Minimum wage jobs will always exist, anyone that works full time should be paid a living wage regardless of the work they do
This isn't a revolutionary concept, it's common sense and it benefits the economy
Common sense?
Okay, then please answer my questions high lighted in this post.
Here's a hypothetical scenario which challenges your "revolutionary concept" of third party interventions in other peoples business as being acceptable business practice...

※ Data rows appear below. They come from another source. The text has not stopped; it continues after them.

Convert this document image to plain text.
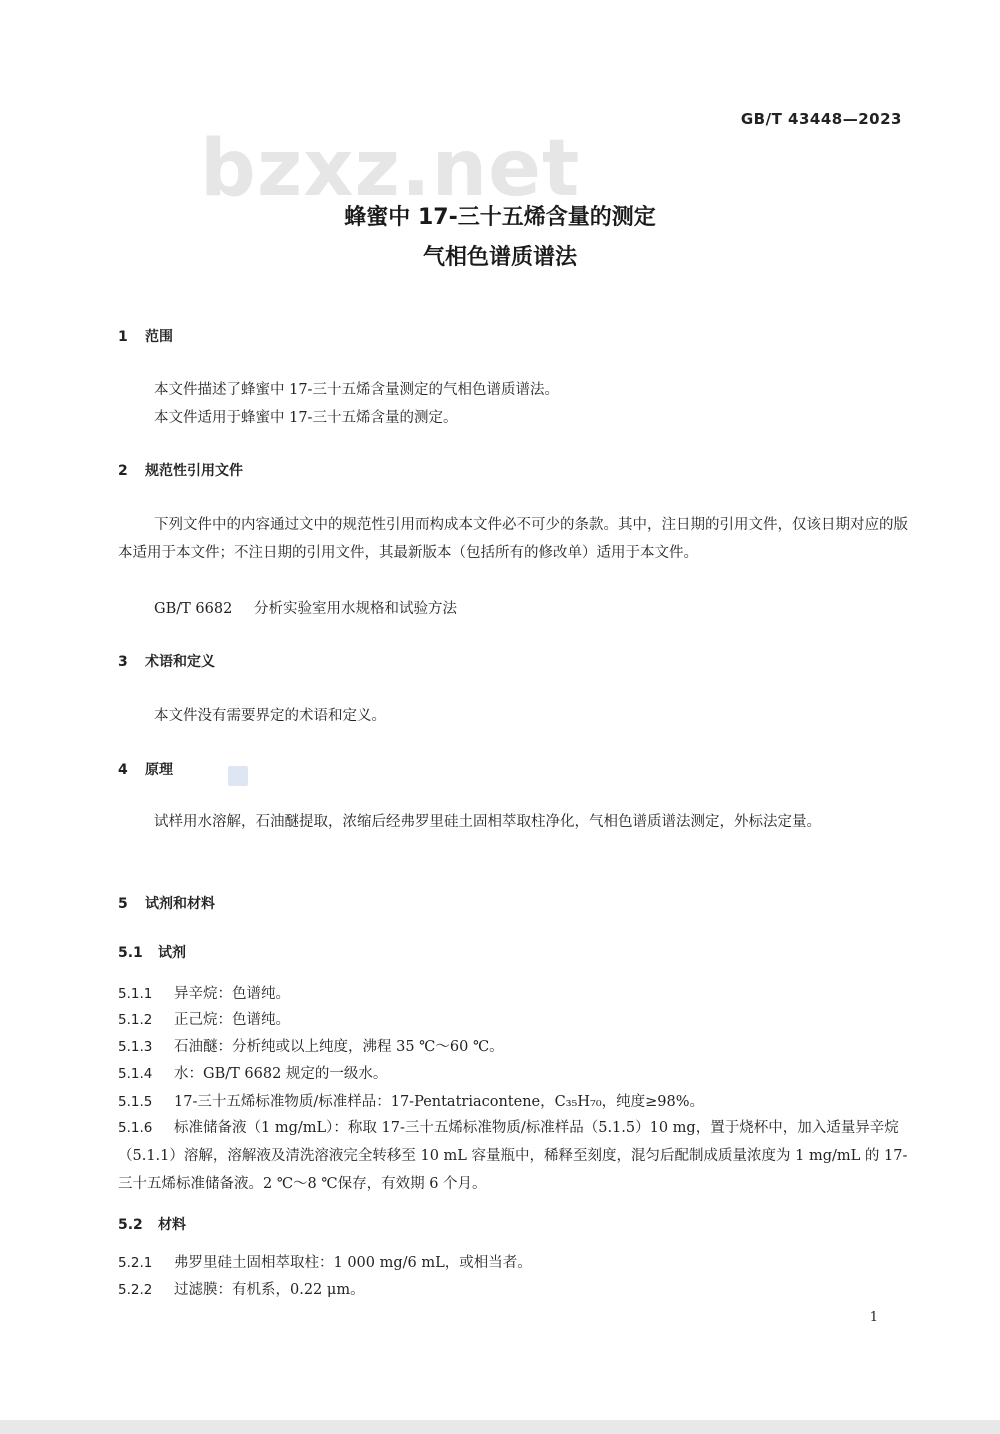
bzxz.net
GB/T 43448—2023
蜂蜜中 17-三十五烯含量的测定
气相色谱质谱法
1 范围
本文件描述了蜂蜜中 17-三十五烯含量测定的气相色谱质谱法。
本文件适用于蜂蜜中 17-三十五烯含量的测定。
2 规范性引用文件
下列文件中的内容通过文中的规范性引用而构成本文件必不可少的条款。其中，注日期的引用文件，仅该日期对应的版本适用于本文件；不注日期的引用文件，其最新版本（包括所有的修改单）适用于本文件。
GB/T 6682 分析实验室用水规格和试验方法
3 术语和定义
本文件没有需要界定的术语和定义。
4 原理
试样用水溶解，石油醚提取，浓缩后经弗罗里硅土固相萃取柱净化，气相色谱质谱法测定，外标法定量。
5 试剂和材料
5.1 试剂
5.1.1 异辛烷：色谱纯。
5.1.2 正己烷：色谱纯。
5.1.3 石油醚：分析纯或以上纯度，沸程 35 ℃～60 ℃。
5.1.4 水：GB/T 6682 规定的一级水。
5.1.5 17-三十五烯标准物质/标准样品：17-Pentatriacontene，C₃₅H₇₀，纯度≥98%。
5.1.6 标准储备液（1 mg/mL）：称取 17-三十五烯标准物质/标准样品（5.1.5）10 mg，置于烧杯中，加入适量异辛烷（5.1.1）溶解，溶解液及清洗溶液完全转移至 10 mL 容量瓶中，稀释至刻度，混匀后配制成质量浓度为 1 mg/mL 的 17-三十五烯标准储备液。2 ℃～8 ℃保存，有效期 6 个月。
5.2 材料
5.2.1 弗罗里硅土固相萃取柱：1 000 mg/6 mL，或相当者。
5.2.2 过滤膜：有机系，0.22 μm。
1
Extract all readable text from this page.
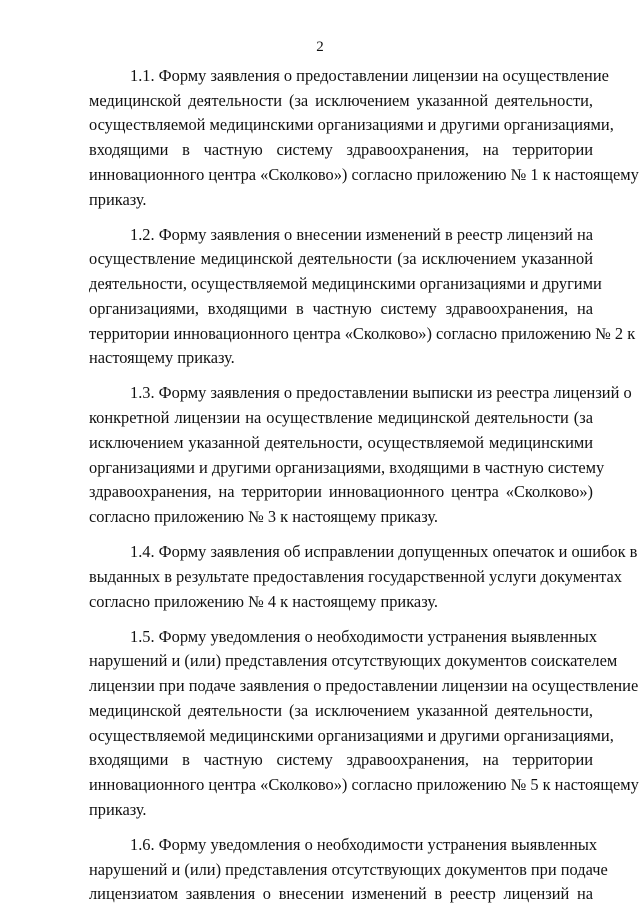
2

1.1. Форму заявления о предоставлении лицензии на осуществление
медицинской деятельности (за исключением указанной деятельности,
осуществляемой медицинскими организациями и другими организациями,
входящими в частную систему здравоохранения, на территории
инновационного центра «Сколково») согласно приложению № 1 к настоящему
приказу.

1.2. Форму заявления о внесении изменений в реестр лицензий на
осуществление медицинской деятельности (за исключением указанной
деятельности, осуществляемой медицинскими организациями и другими
организациями, входящими в частную систему здравоохранения, на
территории инновационного центра «Сколково») согласно приложению № 2 к
настоящему приказу.

1.3. Форму заявления о предоставлении выписки из реестра лицензий о
конкретной лицензии на осуществление медицинской деятельности (за
исключением указанной деятельности, осуществляемой медицинскими
организациями и другими организациями, входящими в частную систему
здравоохранения, на территории инновационного центра «Сколково»)
согласно приложению № 3 к настоящему приказу.

1.4. Форму заявления об исправлении допущенных опечаток и ошибок в
выданных в результате предоставления государственной услуги документах
согласно приложению № 4 к настоящему приказу.

1.5. Форму уведомления о необходимости устранения выявленных
нарушений и (или) представления отсутствующих документов соискателем
лицензии при подаче заявления о предоставлении лицензии на осуществление
медицинской деятельности (за исключением указанной деятельности,
осуществляемой медицинскими организациями и другими организациями,
входящими в частную систему здравоохранения, на территории
инновационного центра «Сколково») согласно приложению № 5 к настоящему
приказу.

1.6. Форму уведомления о необходимости устранения выявленных
нарушений и (или) представления отсутствующих документов при подаче
лицензиатом заявления о внесении изменений в реестр лицензий на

What if a person makes an agreement with another person to do something and their payment is based on the accomplishment of the task rather than a set time frame, but the person making the bid wasn't as competent as they thought they might be and it takes them much longer than they originally thought,
should they be able to demand more money?
Let's say
@UncleBuck agrees to sanitize all the Wendy's bathrooms in a 500 mile radius for a given amount of money, say $25,000, but the task takes him much longer and his helpers are reluctant to get out of bed and do any work, (he foolishly paid them in advance) and by the time he's gone thru $25,000 in project related expenses he's only half done with the project.
He'll then need to hire some competent workers and of course they'll need some money, and because he's such an honorable man, Uncle Buck realizes for the next several weeks he'll have to work much longer hours himself just to complete the job.
By the end of it, because of poor planning and a host of other overruns, Uncle Buck only completes 2/3rds of the job and it took him so much longer than he originally thought that his hourly rate, for the time he did show up, only came to $6.49 .
Does somebody "owe" him some MORE money so that the amount of time he did work (or claimed to) comes out to at least $15 per hour?
Bonus question
Further, there is a mysterious outbreak of cholera at the bathrooms he DID manage to get to, and signs point to vandalization by a fecal bandit as being the cause.
Who should pay to compensate the infected people?